When a crime is committed, justice should be provided to the victim. But in the process of providing justice, a lot of the time the victim is overlooked as the attention is focused on punishing the accused, to protect the accused’s rights, leading to the victim to take care of themselves, with a little or maybe no assistance. So, the victim is given a financial help/compensation for the agony, expense suffered by them due to the crime.

In the present case of Sumit Kumar Shaw and Ors v. The State of Jharkhand and Anr, the Judicial Commissioner granted the bail to the accused on the terms that it should pay a sum of Rs. 1 lakh in favour of the victim as ad-interim victim compensation, which was then challenged in the High Court.

Section 357A of the CrPc states that – (1) Every State Government in co-ordination with the Central Government shall prepare a scheme for providing funds for the purpose of compensation to the victim or his dependents who have suffered loss or injury as a result of the crime and who require rehabilitation. (2) Whenever a recommendation is made by the Court for compensation, the District Legal Service Authority or the State Legal Service Authority, as the case may be, shall decide the quantum of compensation to be awarded under the scheme referred to in sub-section (1)

With regard to the grant of compensation to victim under S 357 A of the CrPc, the Jharkhand High Court observed that an accused person cannot be swindled to pay compensation to the victim since he is still not proven guilty.

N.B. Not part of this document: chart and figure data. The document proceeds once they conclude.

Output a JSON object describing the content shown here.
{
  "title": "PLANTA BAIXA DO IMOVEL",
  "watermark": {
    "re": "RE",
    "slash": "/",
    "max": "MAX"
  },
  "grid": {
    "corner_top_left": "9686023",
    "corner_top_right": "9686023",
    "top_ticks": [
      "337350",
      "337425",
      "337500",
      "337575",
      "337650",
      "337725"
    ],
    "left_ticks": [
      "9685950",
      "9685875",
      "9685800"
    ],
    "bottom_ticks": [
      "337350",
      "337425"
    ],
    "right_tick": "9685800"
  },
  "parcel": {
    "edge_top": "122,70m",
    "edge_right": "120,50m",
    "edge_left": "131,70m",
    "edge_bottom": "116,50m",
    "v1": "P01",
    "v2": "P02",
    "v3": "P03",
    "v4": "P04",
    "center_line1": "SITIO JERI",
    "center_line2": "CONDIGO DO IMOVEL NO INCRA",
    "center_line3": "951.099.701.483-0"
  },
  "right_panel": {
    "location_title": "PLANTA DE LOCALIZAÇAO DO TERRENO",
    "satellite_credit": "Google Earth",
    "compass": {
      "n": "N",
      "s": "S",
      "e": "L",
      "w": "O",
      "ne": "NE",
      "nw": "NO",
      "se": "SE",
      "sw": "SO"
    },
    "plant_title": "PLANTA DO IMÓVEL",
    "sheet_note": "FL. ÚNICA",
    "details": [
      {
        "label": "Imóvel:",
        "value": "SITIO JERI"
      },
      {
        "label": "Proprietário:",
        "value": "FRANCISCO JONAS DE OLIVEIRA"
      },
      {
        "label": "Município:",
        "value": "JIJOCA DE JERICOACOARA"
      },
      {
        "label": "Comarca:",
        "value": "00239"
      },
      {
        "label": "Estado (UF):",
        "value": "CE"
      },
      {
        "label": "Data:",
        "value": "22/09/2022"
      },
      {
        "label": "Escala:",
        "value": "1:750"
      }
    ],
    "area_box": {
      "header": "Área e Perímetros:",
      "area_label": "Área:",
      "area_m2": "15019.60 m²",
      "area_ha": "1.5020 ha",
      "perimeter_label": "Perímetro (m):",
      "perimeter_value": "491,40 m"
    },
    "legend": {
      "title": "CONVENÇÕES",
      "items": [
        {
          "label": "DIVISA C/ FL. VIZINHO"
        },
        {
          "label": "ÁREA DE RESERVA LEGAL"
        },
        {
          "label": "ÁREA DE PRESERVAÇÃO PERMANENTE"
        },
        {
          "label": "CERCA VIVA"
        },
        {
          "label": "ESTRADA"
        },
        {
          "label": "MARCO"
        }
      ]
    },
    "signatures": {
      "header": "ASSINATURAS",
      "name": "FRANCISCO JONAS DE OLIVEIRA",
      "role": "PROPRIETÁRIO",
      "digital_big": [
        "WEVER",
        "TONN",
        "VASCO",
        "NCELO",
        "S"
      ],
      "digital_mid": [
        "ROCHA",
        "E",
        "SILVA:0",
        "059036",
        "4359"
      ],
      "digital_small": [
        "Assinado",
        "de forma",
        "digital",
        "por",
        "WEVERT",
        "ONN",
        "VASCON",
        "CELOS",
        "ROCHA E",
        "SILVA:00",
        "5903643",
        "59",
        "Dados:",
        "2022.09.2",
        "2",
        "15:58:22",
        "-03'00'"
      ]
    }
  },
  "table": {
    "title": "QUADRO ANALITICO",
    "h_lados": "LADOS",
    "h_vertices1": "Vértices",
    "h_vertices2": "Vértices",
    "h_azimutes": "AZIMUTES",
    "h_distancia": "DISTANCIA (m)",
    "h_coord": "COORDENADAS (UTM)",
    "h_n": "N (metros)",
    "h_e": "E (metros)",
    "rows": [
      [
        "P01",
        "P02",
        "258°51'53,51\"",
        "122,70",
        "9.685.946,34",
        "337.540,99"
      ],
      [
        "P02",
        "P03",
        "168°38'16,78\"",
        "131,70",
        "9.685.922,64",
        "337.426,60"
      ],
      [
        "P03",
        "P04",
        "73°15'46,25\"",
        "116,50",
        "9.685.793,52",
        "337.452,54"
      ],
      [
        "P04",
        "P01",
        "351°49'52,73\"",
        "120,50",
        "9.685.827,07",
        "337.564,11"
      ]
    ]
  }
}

If done, it would be in opposition to CrPc, and basic principle of criminal jurisprudence that a person is presumed innocent until proven guilty.

The court held that according to Section 357A of CrPc and the scheme framed by the Jharkhand government for granting victims compensation, it is the State or District Legal Services Authority that can fix the quantum of compensation. The court cannot directly fix the amount of victim’s compensation, it can only recommend it.

The judge pointed out that neither Section 357A of CrPc nor the government’s scheme with regard to compensation provides that an accused has to make the payment of compensation. The amount to be paid by compensation to the victim under Section 357A of CrPc is to be provided by the fund created for the purpose by the State. Hence, the State and not the accused has to pay the compensation.

Further, it held that the Court can recommend compensation under Section 357A CrPC at any stage of the trail. It in observance of this emphasised that the compensation cannot be considered as a consideration for the grant of bail, as it would have catastrophic effect.

In view of these findings, the High Court set aside the judgement passed by the Judicial Commissioner.